There's more. The National Institutes of Health database lists almost 18,000 articles on the subject of light therapy (phototherapy). Not all of those articles cover natural sunlight, but many of them do. All we hear about is sun tanning and skin cancer --- but did you know that sunshine has favorable effects on certain cancers? Just this year two Dutch researchers published an article showing that
"sunlight also has a favourable effects; specifically, it may inhibit the development and progression of diseases of the bones, muscles and skin, of various malignancies (carcinoma of the prostate, breast, colon and ovary, non-Hodgkin lymphoma), and may prevent certain autoimmune diseases, particularly multiple sclerosis."
Sunlight has long been known to stimulate vitamin D synthesis in the skin, which is vital for healthy bones and to delay arthritis in aging. But there may be other pathways for these health effects.

There is a simple biological reason why humans need sunshine. Until 50 thousand years ago all of our ancestors lived in Africa, and even during the Ice Ages, the African continent remained warm and sunny. Humans did not migrate toward cold latitudes until we invented the technology to do so: fur clothing, solid shelters, the right kind of social organization, and perhaps hunting and fishing techniques something like the Eskimos use today, including the use of sharp flint spears. 

Human ancestors are thought to have resembled today's San people, the Bushmen, who spend their days in very bright sunshine wearing little more than beach clothing.

We have only adapted to colder climes since the last Ice Age, about 10,000 years ago. That sounds like a long time, but it is only 400 generations: Not much time compared to the 200 million years of earlier mammalian evolution in Africa. Our closest primate relatives, the chimps, still share most of our physiology; our bodies have not changed nearly as much as our brains.

Our bodies are therefore well-adapted to a sunny climate, and that means that many of our body clocks are triggered by dawn and dusk. Sunlight in our natural African environment is many times brighter than the indoor lights we use today. So we are well-adapted to a high-intensity light-dark cycle. Artificial light cycles, jet-lag, shift work, all are believed to degrade our mental performance, to trigger sleepiness and cognitive impairments leading to road accidents, and increases in medical errors when hospital residents are forced into ever-changing work shifts.

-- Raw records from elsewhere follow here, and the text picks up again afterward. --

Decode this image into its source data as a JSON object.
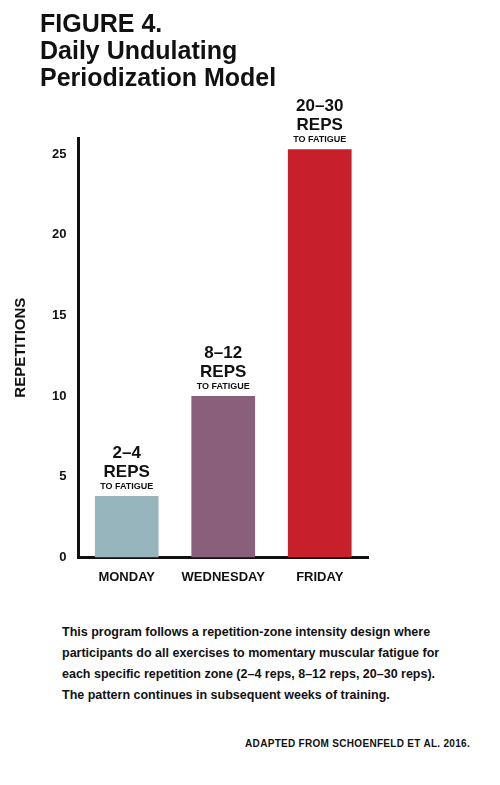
{
  "chart_data": {
    "type": "bar",
    "title": [
      "FIGURE 4.",
      "Daily Undulating",
      "Periodization Model"
    ],
    "y_label": "REPETITIONS",
    "categories": [
      "MONDAY",
      "WEDNESDAY",
      "FRIDAY"
    ],
    "values": [
      3.8,
      10,
      25.3
    ],
    "colors": [
      "#97b5bd",
      "#8a5f7b",
      "#c8202a"
    ],
    "ylim": [
      0,
      26
    ],
    "yticks": [
      0,
      5,
      10,
      15,
      20,
      25
    ],
    "grid": false,
    "annotations": [
      [
        "2–4",
        "REPS",
        "TO FATIGUE"
      ],
      [
        "8–12",
        "REPS",
        "TO FATIGUE"
      ],
      [
        "20–30",
        "REPS",
        "TO FATIGUE"
      ]
    ],
    "caption": "This program follows a repetition-zone intensity design where participants do all exercises to momentary muscular fatigue for each specific repetition zone (2–4 reps, 8–12 reps, 20–30 reps). The pattern continues in subsequent weeks of training.",
    "source": "ADAPTED FROM SCHOENFELD ET AL. 2016."
  }
}
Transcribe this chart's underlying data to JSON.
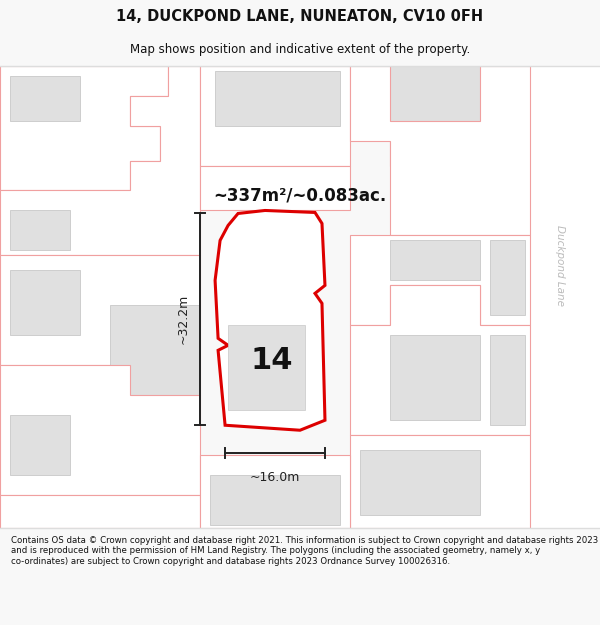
{
  "title_line1": "14, DUCKPOND LANE, NUNEATON, CV10 0FH",
  "title_line2": "Map shows position and indicative extent of the property.",
  "area_text": "~337m²/~0.083ac.",
  "dim_height": "~32.2m",
  "dim_width": "~16.0m",
  "label_number": "14",
  "street_label": "Duckpond Lane",
  "footer_text": "Contains OS data © Crown copyright and database right 2021. This information is subject to Crown copyright and database rights 2023 and is reproduced with the permission of HM Land Registry. The polygons (including the associated geometry, namely x, y co-ordinates) are subject to Crown copyright and database rights 2023 Ordnance Survey 100026316.",
  "bg_color": "#f8f8f8",
  "map_bg": "#ffffff",
  "plot_fill": "#ffffff",
  "plot_edge": "#dd0000",
  "building_fill": "#e0e0e0",
  "building_edge": "#f0a0a0",
  "dim_color": "#222222",
  "title_color": "#111111",
  "street_label_color": "#bbbbbb",
  "footer_color": "#111111"
}
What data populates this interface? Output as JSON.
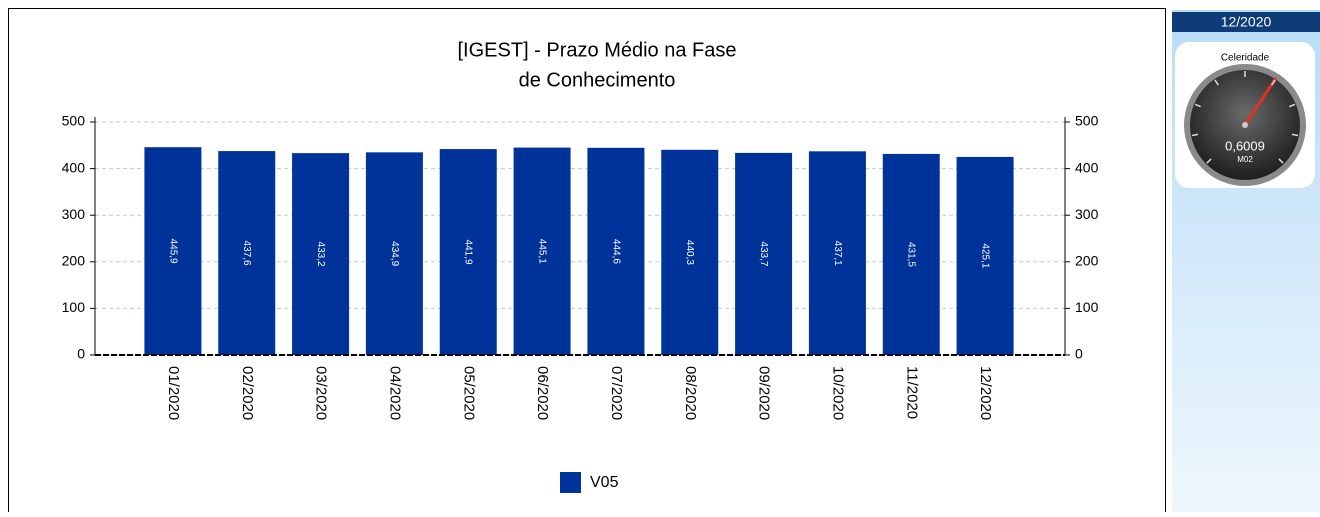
{
  "chart_data": {
    "type": "bar",
    "title": [
      "[IGEST]  - Prazo Médio na Fase",
      "de Conhecimento"
    ],
    "categories": [
      "01/2020",
      "02/2020",
      "03/2020",
      "04/2020",
      "05/2020",
      "06/2020",
      "07/2020",
      "08/2020",
      "09/2020",
      "10/2020",
      "11/2020",
      "12/2020"
    ],
    "series": [
      {
        "name": "V05",
        "color": "#003399",
        "values": [
          445.9,
          437.6,
          433.2,
          434.9,
          441.9,
          445.1,
          444.6,
          440.3,
          433.7,
          437.1,
          431.5,
          425.1
        ],
        "value_labels": [
          "445,9",
          "437,6",
          "433,2",
          "434,9",
          "441,9",
          "445,1",
          "444,6",
          "440,3",
          "433,7",
          "437,1",
          "431,5",
          "425,1"
        ]
      }
    ],
    "ylim": [
      0,
      500
    ],
    "yticks": [
      0,
      100,
      200,
      300,
      400,
      500
    ],
    "y2lim": [
      0,
      500
    ],
    "y2ticks": [
      0,
      100,
      200,
      300,
      400,
      500
    ],
    "grid": true,
    "legend": "bottom"
  },
  "side_panel": {
    "period": "12/2020",
    "gauge": {
      "title": "Celeridade",
      "value": "0,6009",
      "unit": "M02"
    }
  }
}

Bodily processes that are supposed to occur in synch with each other go out of synch.  Scientists are testing the hypothesis that a loss of bodily synchrony may play a role in Alzheimer's disease, Huntington's disease, alcoholism, breast cancer, and of course insomnia.

Cancer researchers believe that
"Altered environmental conditions can disrupt circadian clock molecular coordination in peripheral organs including tumors and play a significant role in malignant progression."
Much remains to be found out about chronobiology, the effects of time cycles on the body. But a good rule of thumb is that going back to a natural sunlight cycle for our species is a sensible idea. Global warming will bring our daily cycle closer to the original light cycle of our ancestral world in Africa.

You can try to increase sun exposure by vacationing in  Hawaii, or you can use special light treatments. Or you can take anti-depressants and get psychoanalyzed. But if you really want to help everybody, rich and poor alike, women, men and children, whites and blacks, Swedes and Africans, go for sunshine the year around.

If Global Warming predictions hold true, we will see an average increase of about 3 degrees F in the next hundred years. That doesn't sound like much, but if you live at high latitudes it means earlier spring and later winters. It might only mean a week or two of increased sunshine in Sweden, but among the suicidal Swedes, thousands of lives could be saved. Even a small increase in the global sum of human happiness might decrease violence and even warfare.

Peace through Global Warming may be only a century away.

Just think how a small increase in driving, eating beef, and drilling for oil could substantially increase human happiness. If all of us make a small effort, millions of people could live happier, healthier and sexier lives.  Show you care!